Rekenprestaties groep 8 afgelopen jaren júíst licht gestegen
De rekenprestaties van leerlingen uit groep 8 zijn de afgelopen jaren licht gestegen. Dat laten de resultaten van Peil.rekenen-wiskunde zien, een grootschalig onderzoek dat Kohnstamm Instituut, Cito, Universiteit Leiden en KPC Groep in 2019 in opdracht van de Inspectie van het Onderwijs hebben uitgevoerd. Ruim 6000 leerlingen van 207 scholen uit het basisonderwijs en speciaal basisonderwijs maakten rekentoetsen en vulden vragenlijsten in.
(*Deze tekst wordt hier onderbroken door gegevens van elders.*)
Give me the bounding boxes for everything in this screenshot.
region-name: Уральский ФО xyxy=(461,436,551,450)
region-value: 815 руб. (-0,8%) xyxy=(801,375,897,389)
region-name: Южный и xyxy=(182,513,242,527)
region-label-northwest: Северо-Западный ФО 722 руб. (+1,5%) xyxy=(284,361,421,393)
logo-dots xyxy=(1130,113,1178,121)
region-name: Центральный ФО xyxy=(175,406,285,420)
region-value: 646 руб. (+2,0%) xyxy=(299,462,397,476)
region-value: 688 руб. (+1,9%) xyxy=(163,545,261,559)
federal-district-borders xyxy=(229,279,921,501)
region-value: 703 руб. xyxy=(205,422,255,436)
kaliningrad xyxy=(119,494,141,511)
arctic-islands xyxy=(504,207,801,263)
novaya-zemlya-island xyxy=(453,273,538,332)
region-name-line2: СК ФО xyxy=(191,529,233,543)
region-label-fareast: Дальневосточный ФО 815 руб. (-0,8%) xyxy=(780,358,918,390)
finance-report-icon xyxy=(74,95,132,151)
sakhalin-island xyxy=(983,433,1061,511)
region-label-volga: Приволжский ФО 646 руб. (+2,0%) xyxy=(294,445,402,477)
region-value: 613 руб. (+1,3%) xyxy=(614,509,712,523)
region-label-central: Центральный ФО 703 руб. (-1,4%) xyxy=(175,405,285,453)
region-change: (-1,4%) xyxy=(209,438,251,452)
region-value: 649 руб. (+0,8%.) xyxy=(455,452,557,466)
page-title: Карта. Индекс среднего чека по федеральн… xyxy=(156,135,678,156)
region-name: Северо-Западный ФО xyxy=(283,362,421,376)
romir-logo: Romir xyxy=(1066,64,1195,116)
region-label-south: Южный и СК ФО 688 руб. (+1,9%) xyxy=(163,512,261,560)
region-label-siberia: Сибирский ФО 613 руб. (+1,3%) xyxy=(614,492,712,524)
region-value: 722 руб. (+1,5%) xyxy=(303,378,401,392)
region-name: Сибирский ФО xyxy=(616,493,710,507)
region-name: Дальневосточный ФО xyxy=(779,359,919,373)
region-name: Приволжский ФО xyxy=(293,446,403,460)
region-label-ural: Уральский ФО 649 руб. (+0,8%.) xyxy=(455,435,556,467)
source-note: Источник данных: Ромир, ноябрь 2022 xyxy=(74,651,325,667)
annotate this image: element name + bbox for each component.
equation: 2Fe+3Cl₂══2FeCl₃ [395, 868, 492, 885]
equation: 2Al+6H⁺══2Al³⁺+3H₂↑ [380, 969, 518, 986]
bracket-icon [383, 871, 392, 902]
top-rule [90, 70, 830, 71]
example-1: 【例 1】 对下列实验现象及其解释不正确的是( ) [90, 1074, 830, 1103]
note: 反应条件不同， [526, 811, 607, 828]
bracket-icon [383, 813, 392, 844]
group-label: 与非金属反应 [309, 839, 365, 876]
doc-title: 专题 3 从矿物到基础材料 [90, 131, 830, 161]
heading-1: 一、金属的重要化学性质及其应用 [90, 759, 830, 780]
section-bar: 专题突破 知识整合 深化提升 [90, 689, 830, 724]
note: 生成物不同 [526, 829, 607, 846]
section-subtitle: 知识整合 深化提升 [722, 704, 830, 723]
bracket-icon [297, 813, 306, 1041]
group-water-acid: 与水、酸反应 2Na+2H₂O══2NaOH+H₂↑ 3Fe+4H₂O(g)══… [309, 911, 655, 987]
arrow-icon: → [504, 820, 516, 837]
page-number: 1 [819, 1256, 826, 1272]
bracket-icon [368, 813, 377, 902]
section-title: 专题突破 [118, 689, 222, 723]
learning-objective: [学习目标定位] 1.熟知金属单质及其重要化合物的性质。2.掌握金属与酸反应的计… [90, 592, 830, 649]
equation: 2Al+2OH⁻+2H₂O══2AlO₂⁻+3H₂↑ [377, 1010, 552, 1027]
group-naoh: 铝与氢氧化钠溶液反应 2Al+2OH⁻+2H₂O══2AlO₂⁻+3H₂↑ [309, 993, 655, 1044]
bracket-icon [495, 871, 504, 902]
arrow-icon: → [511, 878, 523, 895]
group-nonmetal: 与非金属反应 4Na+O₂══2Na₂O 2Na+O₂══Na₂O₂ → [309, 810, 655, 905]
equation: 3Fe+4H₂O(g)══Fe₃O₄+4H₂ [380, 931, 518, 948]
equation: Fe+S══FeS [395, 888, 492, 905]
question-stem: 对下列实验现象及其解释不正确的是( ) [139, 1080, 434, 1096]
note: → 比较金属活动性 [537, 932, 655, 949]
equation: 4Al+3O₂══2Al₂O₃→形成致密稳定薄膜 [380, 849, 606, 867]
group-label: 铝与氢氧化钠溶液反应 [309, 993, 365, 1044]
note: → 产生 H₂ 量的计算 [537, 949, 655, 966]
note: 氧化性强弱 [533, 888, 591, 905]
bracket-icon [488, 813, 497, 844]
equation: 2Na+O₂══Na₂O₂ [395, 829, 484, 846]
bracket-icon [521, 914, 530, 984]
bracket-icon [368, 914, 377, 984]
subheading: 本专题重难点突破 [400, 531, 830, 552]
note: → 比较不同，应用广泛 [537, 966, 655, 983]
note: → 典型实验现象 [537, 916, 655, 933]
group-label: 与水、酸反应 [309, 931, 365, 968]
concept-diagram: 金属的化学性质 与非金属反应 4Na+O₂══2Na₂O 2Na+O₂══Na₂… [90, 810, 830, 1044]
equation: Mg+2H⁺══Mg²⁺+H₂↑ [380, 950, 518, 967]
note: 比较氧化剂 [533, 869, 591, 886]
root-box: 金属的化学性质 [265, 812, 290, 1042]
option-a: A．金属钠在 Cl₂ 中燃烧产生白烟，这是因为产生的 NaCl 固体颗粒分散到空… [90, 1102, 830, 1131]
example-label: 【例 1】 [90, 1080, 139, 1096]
Namens Universiteit Leiden maakte Marian Hickendorff deel uit van het onderzoeksconsortium.
De kwaliteit van het rekenonderwijs haalt vaak de media, met krantenkoppen als ‘rekenen op basisschool dramatisch’ en ‘ramp in rekenen’. Maar de negatieve toon van deze berichten sluit dus niet aan bij de resultaten uit grootschalige onderzoeken onder Nederlandse basisschoolleerlingen.
Groep-8 leerlingen zijn namelijk beter gaan rekenen, op vrijwel alle onderdelen. Dat beeld is vergelijkbaar met de resultaten van een ander grootschalig onderzoek in groep 6. Ook halen voldoende leerlingen het fundamentele niveau. De basiskwaliteit van het rekenonderwijs is dus op orde. Daar staat tegenover dat er ruimte voor verbetering ligt bij de rekenaars die meer aankunnen: het aandeel leerlingen dat het streefniveau haalt, blijft achter bij de gestelde ambities.
Schoolverlaters in het speciaal basisonderwijs (sbo) presteren op ongeveer hetzelfde niveau als in de vorige peiling, al varieert dat per onderdeel. Zij zijn dus gemiddeld genomen niet beter, maar ook niet slechter gaan rekenen. Wel blijkt dat zowel het streefniveau als het fundamentele niveau voor de meeste leerlingen in het sbo buiten het bereik ligt.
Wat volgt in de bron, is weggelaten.